Hackers Get Personal with Phishing and Conversation Hijacking Attacks

March 22, 2018

CHAs undermine user awareness prevention measures and put the user--and, by extension, their entire organization--in a very precarious position.

By now, most of us know you should never click on links or attachments in unsolicited emails, as this is a common method for distributing malware infections. But what happens when the attackers undermine that security measure? When the attachment comes as an actual reply to a conversation you were just having with an associate at an organization you know and trust? This type of attack undermines user awareness prevention measures and puts the user–and, by extension, their entire organization–in a very precarious position.
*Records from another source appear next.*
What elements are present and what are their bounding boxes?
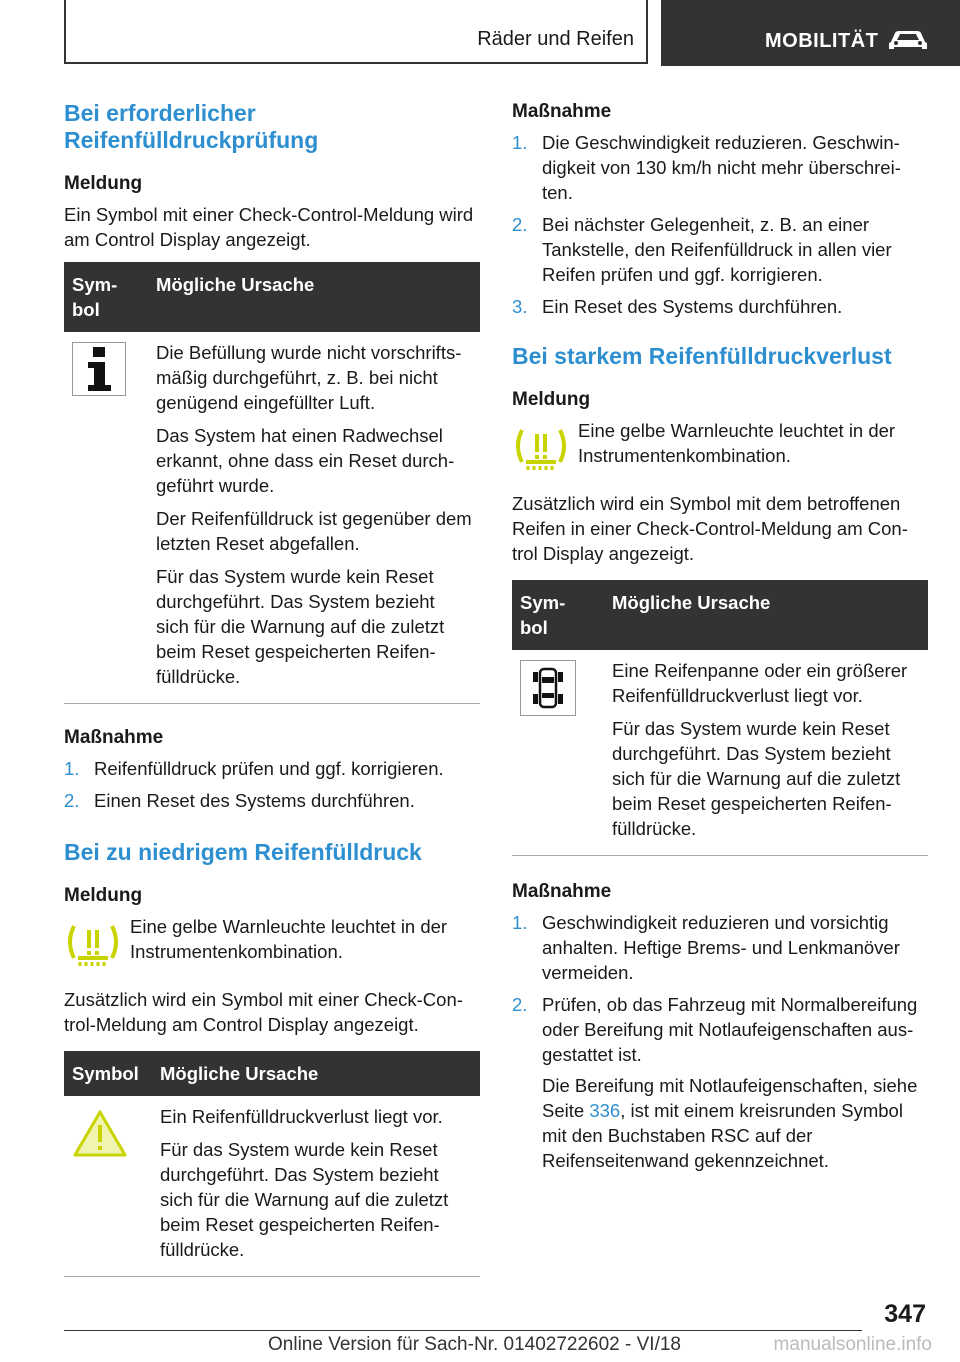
step-number: 1. bbox=[512, 912, 528, 933]
list-item bbox=[512, 992, 928, 1173]
step-number: 2. bbox=[512, 994, 528, 1015]
table-header bbox=[512, 580, 928, 650]
cause-text: Der Reifenfülldruck ist gegenüber dem letzten Reset abgefallen. bbox=[156, 508, 472, 554]
list-item bbox=[64, 788, 480, 813]
meldung-heading: Meldung bbox=[64, 173, 143, 194]
step-number: 2. bbox=[512, 214, 528, 235]
step-text: Die Geschwindigkeit reduzieren. Geschwin‐ digkeit von 130 km/h nicht mehr überschrei‐ ten. bbox=[542, 132, 901, 203]
step-number: 2. bbox=[64, 790, 80, 811]
page-number: 347 bbox=[884, 1300, 926, 1328]
section-title: Räder und Reifen bbox=[477, 28, 634, 50]
step-subtext bbox=[542, 1073, 928, 1173]
footer-divider bbox=[64, 1330, 862, 1331]
tpms-warning-icon bbox=[512, 418, 578, 477]
col-symbol: Sym‐ bol bbox=[512, 580, 604, 650]
cause-text: Für das System wurde kein Reset durchgeführt. Das System bezieht sich für die Warnung auf die zuletzt beim Reset gespeicherten Reifen‐ fülldrücke. bbox=[156, 566, 445, 687]
page-link-336[interactable]: 336 bbox=[589, 1100, 621, 1121]
symbol-cell bbox=[512, 650, 604, 856]
zusatz-text: Zusätzlich wird ein Symbol mit einer Check-Con‐ trol-Meldung am Control Display angezeigt. bbox=[64, 989, 463, 1035]
col-ursache: Mögliche Ursache bbox=[604, 580, 928, 650]
cause-text: Ein Reifenfülldruckverlust liegt vor. bbox=[160, 1106, 443, 1127]
warning-triangle-icon bbox=[72, 1109, 128, 1159]
info-symbol bbox=[72, 342, 126, 396]
tpms-warning-icon bbox=[64, 914, 130, 973]
steps-list-1 bbox=[64, 756, 480, 813]
symbol-cell bbox=[64, 332, 148, 704]
table-header bbox=[64, 262, 480, 332]
symbol-cell bbox=[64, 1096, 152, 1277]
right-column bbox=[512, 100, 928, 1187]
step-text: Prüfen, ob das Fahrzeug mit Normalbereifung oder Bereifung mit Notlaufeigenschaften aus‐ gestattet ist. bbox=[542, 994, 918, 1065]
chapter-tab bbox=[661, 0, 960, 66]
table-row bbox=[64, 332, 480, 704]
symbol-table-1 bbox=[64, 262, 480, 704]
car-tire-pressure-icon bbox=[531, 665, 565, 711]
step-text: Bei nächster Gelegenheit, z. B. an einer Tankstelle, den Reifenfülldruck in allen vier Reifen prüfen und ggf. korrigieren. bbox=[542, 214, 892, 285]
page-header bbox=[64, 0, 960, 66]
meldung-heading: Meldung bbox=[512, 389, 591, 410]
cause-text: Das System hat einen Radwechsel erkannt, ohne dass ein Reset durch‐ geführt wurde. bbox=[156, 425, 455, 496]
heading-starker-verlust: Bei starkem Reifenfülldruckverlust bbox=[512, 343, 892, 369]
step-text: Geschwindigkeit reduzieren und vorsichtig anhalten. Heftige Brems- und Lenkmanöver vermeiden. bbox=[542, 912, 900, 983]
table-row bbox=[64, 1096, 480, 1277]
warning-triangle-symbol bbox=[72, 1106, 128, 1162]
list-item bbox=[512, 130, 928, 205]
warning-lamp-row bbox=[512, 418, 928, 477]
warning-text: Eine gelbe Warnleuchte leuchtet in der Instrumentenkombination. bbox=[578, 420, 896, 466]
cause-cell bbox=[152, 1096, 480, 1277]
col-symbol: Symbol bbox=[64, 1051, 152, 1096]
cause-cell bbox=[604, 650, 928, 856]
col-symbol: Sym‐ bol bbox=[64, 262, 148, 332]
col-ursache: Mögliche Ursache bbox=[148, 262, 480, 332]
car-tyre-symbol bbox=[520, 660, 576, 716]
step-text: Reifenfülldruck prüfen und ggf. korrigieren. bbox=[94, 758, 444, 779]
heading-niedriger-druck: Bei zu niedrigem Reifenfülldruck bbox=[64, 839, 422, 865]
massnahme-heading: Maßnahme bbox=[512, 881, 612, 902]
cause-text: Für das System wurde kein Reset durchgeführt. Das System bezieht sich für die Warnung auf die zuletzt beim Reset gespeicherten Reifen‐ fülldrücke. bbox=[160, 1139, 449, 1260]
cause-text: Die Befüllung wurde nicht vorschrifts‐ mäßig durchgeführt, z. B. bei nicht genügend eingefüllter Luft. bbox=[156, 342, 462, 413]
step-number: 1. bbox=[512, 132, 528, 153]
heading-reifenfuelldruckpruefung: Bei erforderlicher Reifenfülldruckprüfung bbox=[64, 100, 319, 153]
footer-text: Online Version für Sach-Nr. 01402722602 - VI/18 bbox=[268, 1334, 681, 1355]
zusatz-text: Zusätzlich wird ein Symbol mit dem betroffenen Reifen in einer Check-Control-Meldung am Con‐ trol Display angezeigt. bbox=[512, 493, 908, 564]
chapter-title: MOBILITÄT bbox=[765, 30, 879, 52]
cause-text: Eine Reifenpanne oder ein größerer Reifenfülldruckverlust liegt vor. bbox=[612, 660, 908, 706]
list-item bbox=[512, 910, 928, 985]
meldung-heading: Meldung bbox=[64, 885, 143, 906]
meldung-text: Ein Symbol mit einer Check-Control-Meldung wird am Control Display angezeigt. bbox=[64, 204, 474, 250]
list-item bbox=[64, 756, 480, 781]
table-row bbox=[512, 650, 928, 856]
subtext-part: , ist mit einem kreisrunden Symbol mit den Buchstaben RSC auf der Reifenseitenwand gekennzeichnet. bbox=[542, 1100, 903, 1171]
car-icon bbox=[887, 28, 929, 52]
subtext-part: Die Bereifung mit Notlaufeigenschaften, siehe Seite bbox=[542, 1075, 918, 1121]
steps-list-0 bbox=[512, 130, 928, 319]
step-text: Einen Reset des Systems durchführen. bbox=[94, 790, 415, 811]
left-column bbox=[64, 100, 480, 1299]
table-header bbox=[64, 1051, 480, 1096]
list-item bbox=[512, 212, 928, 287]
massnahme-heading: Maßnahme bbox=[512, 101, 612, 122]
symbol-table-2 bbox=[64, 1051, 480, 1277]
watermark: manualsonline.info bbox=[773, 1334, 932, 1355]
symbol-table-3 bbox=[512, 580, 928, 856]
section-tab bbox=[64, 0, 648, 64]
list-item bbox=[512, 294, 928, 319]
warning-text: Eine gelbe Warnleuchte leuchtet in der Instrumentenkombination. bbox=[130, 916, 448, 962]
col-ursache: Mögliche Ursache bbox=[152, 1051, 480, 1096]
step-text: Ein Reset des Systems durchführen. bbox=[542, 296, 843, 317]
cause-cell bbox=[148, 332, 480, 704]
info-icon bbox=[84, 347, 114, 391]
massnahme-heading: Maßnahme bbox=[64, 727, 164, 748]
step-number: 1. bbox=[64, 758, 80, 779]
cause-text: Für das System wurde kein Reset durchgeführt. Das System bezieht sich für die Warnung auf die zuletzt beim Reset gespeicherten Reifen‐ fülldrücke. bbox=[612, 718, 901, 839]
steps-list-3 bbox=[512, 910, 928, 1173]
warning-lamp-row bbox=[64, 914, 480, 973]
step-number: 3. bbox=[512, 296, 528, 317]
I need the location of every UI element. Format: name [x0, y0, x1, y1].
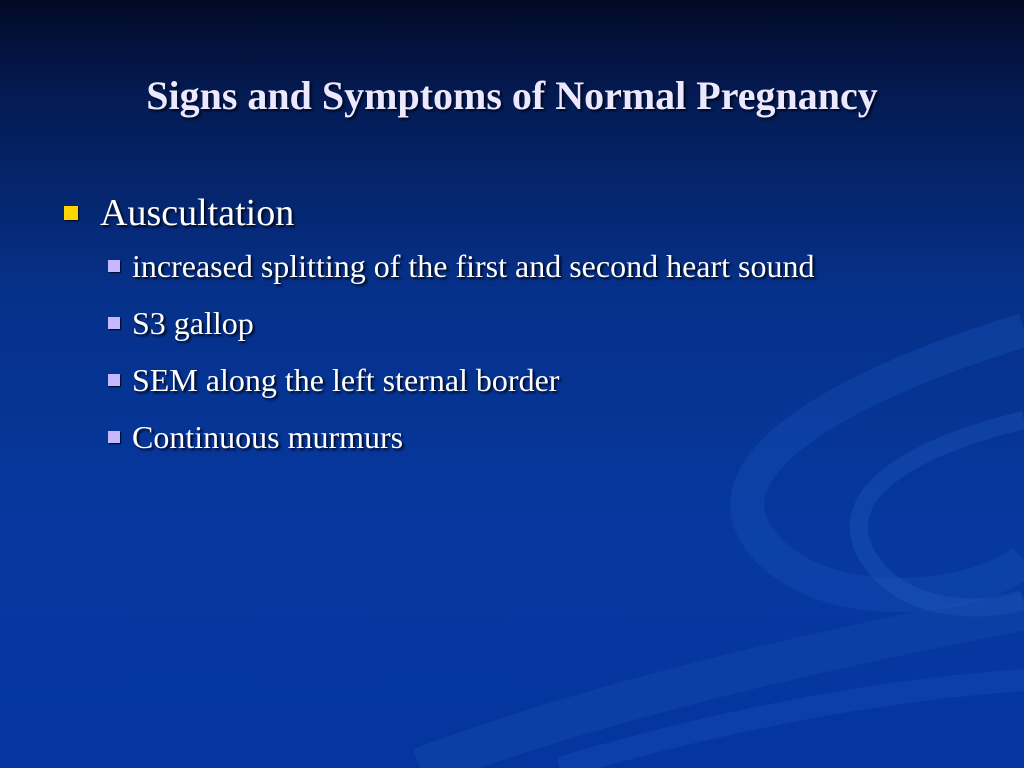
- sub-bullet-text: S3 gallop: [132, 305, 254, 341]
- sub-bullet-text: Continuous murmurs: [132, 419, 404, 455]
- sub-bullet-list: [100, 242, 962, 461]
- sub-bullet-item: [86, 299, 892, 347]
- sub-bullet-text: increased splitting of the first and second heart sound: [132, 248, 815, 284]
- square-bullet-icon: [108, 374, 120, 386]
- sub-bullet-item: [86, 356, 892, 404]
- sub-bullet-text: SEM along the left sternal border: [132, 362, 560, 398]
- bullet-item-auscultation: [62, 190, 962, 461]
- square-bullet-icon: [108, 260, 120, 272]
- bullet-list: [62, 190, 962, 470]
- sub-bullet-item: [86, 242, 892, 290]
- sub-bullet-item: [86, 413, 892, 461]
- square-bullet-icon: [108, 431, 120, 443]
- square-bullet-icon: [64, 206, 78, 220]
- bullet-text: Auscultation: [100, 192, 295, 234]
- square-bullet-icon: [108, 317, 120, 329]
- slide-title: Signs and Symptoms of Normal Pregnancy: [146, 73, 878, 118]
That’s what makes the current trend of Conversation Hijacking Attacks–or CHAs–so disturbing and one that deserves some serious consideration.

What is a Conversation Hijacking Attack?

A CHA begins with the attackers sending a slew of emails that lead the end user to a well-crafted phishing page. From there, end users are instructed to select their email provider of choice. Once they do they are led to another page where their login credentials are gathered.

Now that the attackers have gathered credentials for thousands of email accounts, they launch attacks from those accounts by logging in and sending “replies” to prior conversations in that user’s inbox. These are mostly just a vague response to the last message of an ongoing thread with something like “please look this over” in the body and a malware attachment, which usually takes the form of a Word document with an embedded VBA macro.

Of course, even the most cautious and vigilant of users are far more likely to open an attachment delivered in this manner than one coming from an unknown source.

The attack chain ultimately leads to an end user–and potentially the end user’s network–being infected with some form of banking trojan. The majority of samples we’ve analyzed in these attacks have displayed Gozi banking trojan indicators, while some also have exhibited Emotet indicators (another banking trojan). While the payload may differ, one thing is clear: These attackers have financial and data theft in mind.

The Trend Continues …

We began seeing this type of attack really ramp up mid-year of 2017, and the attacks have certainly sustained into current day. Throughout this time we have seen the attackers alternate their efforts between gathering credentials with phishing emails and leveraging those compromised accounts with the malware delivery phase. Since the beginning of 2018 we have seen tens of thousands of malicious CHA message’s hitting AppRiver’s filter.

What to Do about It

Protecting your organization from such an attack can seem somewhat daunting, and some may not know where to start. As with many other cyber-threats today, it is best to remember that there is no single solution to protect yourself. Instead remember, that you will need to take a multi-layer security approach to fortify your defenses.

A Few Pointers to Get You Started

Implement additional security at the email level. This might include adding additional filtering or tightening down existing filters.
Consider banning macro-enabled documents inbound to your entire organization as they are very commonly used to deliver infections. If you need to receive them legitimately, then you can easily develop protocols for that.
Since this attack tends to trick some of the savviest users, you should educate your employees about these attacks.

Troy Gill, GPEN, is a Senior Security Analyst at AppRiver. Gill is primarily responsible for evaluating security controls and identifying potential risks. He provides advice, research support, project management services, and information security expertise to assist in designing security solutions for new and existing applications.